A Comissão de Constituição e Justiça e de Cidadania da Câmara dos Deputados aprovou projeto de lei que estabelece a obrigação do agressor custear os tratamentos de saúde mental da vítima de violência doméstica e seus dependentes.
Alteração na Lei Maria da Penha
A proposta modifica a Lei Maria da Penha para garantir que mulheres agredidas tenham os custos de atendimento psicológico e apoio psicossocial assumidos pelo autor da violência.
Por recomendação da relatora, deputada Sâmia Bomfim (Psol-SP), foi aprovada a versão da Comissão de Defesa dos Direitos da Mulher para o Projeto de Lei 3524/25, da deputada Laura Carneiro (PSD-RJ).
Tramitação e próximos passos
Como foi analisada em caráter conclusivo, a proposta poderá seguir para o Senado, salvo se houver recurso para análise no Plenário da Câmara.
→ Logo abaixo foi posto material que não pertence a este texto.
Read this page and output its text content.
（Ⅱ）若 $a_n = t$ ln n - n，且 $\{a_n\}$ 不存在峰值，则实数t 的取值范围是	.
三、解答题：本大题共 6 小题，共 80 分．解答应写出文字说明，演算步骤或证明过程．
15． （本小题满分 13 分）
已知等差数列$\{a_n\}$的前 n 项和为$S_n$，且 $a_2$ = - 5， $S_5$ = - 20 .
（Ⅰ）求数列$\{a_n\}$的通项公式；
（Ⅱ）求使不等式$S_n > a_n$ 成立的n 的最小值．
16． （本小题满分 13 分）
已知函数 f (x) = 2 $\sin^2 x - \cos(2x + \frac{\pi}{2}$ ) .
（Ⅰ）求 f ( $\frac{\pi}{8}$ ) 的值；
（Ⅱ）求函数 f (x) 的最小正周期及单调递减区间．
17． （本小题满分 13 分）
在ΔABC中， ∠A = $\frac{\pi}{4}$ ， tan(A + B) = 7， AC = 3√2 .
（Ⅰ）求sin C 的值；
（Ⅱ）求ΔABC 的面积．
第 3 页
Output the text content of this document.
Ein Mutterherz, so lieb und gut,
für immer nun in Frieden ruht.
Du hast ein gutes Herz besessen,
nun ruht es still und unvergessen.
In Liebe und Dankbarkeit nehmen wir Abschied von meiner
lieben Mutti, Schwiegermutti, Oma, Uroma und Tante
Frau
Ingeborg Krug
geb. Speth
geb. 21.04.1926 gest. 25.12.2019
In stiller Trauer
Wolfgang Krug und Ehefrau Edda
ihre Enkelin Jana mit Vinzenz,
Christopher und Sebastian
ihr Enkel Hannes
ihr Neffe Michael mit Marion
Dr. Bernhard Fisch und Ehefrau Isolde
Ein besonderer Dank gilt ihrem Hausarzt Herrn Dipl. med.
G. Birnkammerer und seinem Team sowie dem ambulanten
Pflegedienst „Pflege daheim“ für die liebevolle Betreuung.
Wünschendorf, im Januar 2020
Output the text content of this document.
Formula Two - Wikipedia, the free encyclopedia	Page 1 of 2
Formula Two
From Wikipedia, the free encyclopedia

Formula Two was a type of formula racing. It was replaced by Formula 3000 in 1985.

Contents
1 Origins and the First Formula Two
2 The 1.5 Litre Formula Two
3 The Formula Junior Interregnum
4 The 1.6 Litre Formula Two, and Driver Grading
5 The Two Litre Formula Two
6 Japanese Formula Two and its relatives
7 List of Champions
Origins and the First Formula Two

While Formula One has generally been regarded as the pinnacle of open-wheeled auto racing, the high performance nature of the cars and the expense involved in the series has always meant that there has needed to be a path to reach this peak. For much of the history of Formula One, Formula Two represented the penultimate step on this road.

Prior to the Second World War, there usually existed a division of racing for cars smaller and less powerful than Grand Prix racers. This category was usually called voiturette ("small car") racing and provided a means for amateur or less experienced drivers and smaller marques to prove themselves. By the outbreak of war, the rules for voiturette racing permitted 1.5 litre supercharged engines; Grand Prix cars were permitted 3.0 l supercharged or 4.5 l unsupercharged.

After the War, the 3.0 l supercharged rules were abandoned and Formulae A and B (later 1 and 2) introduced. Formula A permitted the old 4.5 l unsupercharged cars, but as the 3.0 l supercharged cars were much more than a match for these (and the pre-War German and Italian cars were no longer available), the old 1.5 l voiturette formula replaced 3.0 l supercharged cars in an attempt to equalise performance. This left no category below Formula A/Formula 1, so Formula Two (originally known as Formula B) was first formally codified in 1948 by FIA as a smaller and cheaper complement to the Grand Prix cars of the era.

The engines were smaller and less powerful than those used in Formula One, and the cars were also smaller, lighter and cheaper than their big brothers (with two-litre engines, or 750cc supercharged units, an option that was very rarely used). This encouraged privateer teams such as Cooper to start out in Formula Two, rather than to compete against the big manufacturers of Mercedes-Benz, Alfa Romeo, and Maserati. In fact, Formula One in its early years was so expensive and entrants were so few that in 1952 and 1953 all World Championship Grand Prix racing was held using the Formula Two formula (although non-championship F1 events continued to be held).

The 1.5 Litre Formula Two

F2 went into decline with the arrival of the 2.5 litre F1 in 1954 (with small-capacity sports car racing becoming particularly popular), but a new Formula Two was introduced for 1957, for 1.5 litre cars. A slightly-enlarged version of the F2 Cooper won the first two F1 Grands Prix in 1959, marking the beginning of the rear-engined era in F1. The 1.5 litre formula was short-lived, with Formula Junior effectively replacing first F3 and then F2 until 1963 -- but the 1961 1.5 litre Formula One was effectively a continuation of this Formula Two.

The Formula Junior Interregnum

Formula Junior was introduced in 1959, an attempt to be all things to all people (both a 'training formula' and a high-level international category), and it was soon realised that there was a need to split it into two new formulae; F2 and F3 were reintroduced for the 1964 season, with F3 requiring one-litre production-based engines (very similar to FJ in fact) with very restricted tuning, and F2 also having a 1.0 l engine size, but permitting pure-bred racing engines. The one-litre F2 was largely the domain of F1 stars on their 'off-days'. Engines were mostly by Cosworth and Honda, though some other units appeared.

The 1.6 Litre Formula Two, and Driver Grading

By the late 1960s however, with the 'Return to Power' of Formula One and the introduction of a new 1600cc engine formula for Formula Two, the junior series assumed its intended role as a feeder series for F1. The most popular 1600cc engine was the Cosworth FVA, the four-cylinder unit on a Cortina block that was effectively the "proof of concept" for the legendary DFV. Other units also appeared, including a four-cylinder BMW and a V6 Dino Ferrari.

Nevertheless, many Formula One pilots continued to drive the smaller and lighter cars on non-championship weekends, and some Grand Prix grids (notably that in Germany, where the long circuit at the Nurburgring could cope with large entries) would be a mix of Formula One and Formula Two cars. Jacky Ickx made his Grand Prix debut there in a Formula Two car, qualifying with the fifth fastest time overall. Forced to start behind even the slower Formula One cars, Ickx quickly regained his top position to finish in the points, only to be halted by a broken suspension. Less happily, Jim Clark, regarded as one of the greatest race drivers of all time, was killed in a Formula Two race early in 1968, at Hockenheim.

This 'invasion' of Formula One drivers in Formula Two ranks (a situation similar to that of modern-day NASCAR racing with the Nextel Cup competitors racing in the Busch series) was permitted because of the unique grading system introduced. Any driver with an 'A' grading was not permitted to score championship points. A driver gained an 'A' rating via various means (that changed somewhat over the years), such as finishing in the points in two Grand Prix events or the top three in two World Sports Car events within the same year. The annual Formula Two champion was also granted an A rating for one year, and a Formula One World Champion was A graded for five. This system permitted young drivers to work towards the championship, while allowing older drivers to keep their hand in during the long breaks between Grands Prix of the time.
Para virar lei, a versão final do texto precisa ser aprovada pelas duas Casas do Congresso Nacional.
Justificativa baseada em dados alarmantes
"O Anuário Brasileiro de Segurança Pública 2025 demonstra o agravamento de indicadores de violência contra a mulher, com recorde de feminicídios e violência sexual em 2024, o que evidencia a urgência de respostas sistêmicas que incluam proteção e recuperação das vítimas", justificou Sâmia Bomfim no parecer aprovado.
Mudanças no texto original
A redação original previa pensão mensal para o tratamento, que só passaria a valer após a condenação definitiva do agressor na Justiça. Com o substitutivo aprovado, o juiz poderá determinar o pagamento de forma mais rápida, na fase de medidas protetivas e antes do término do processo criminal.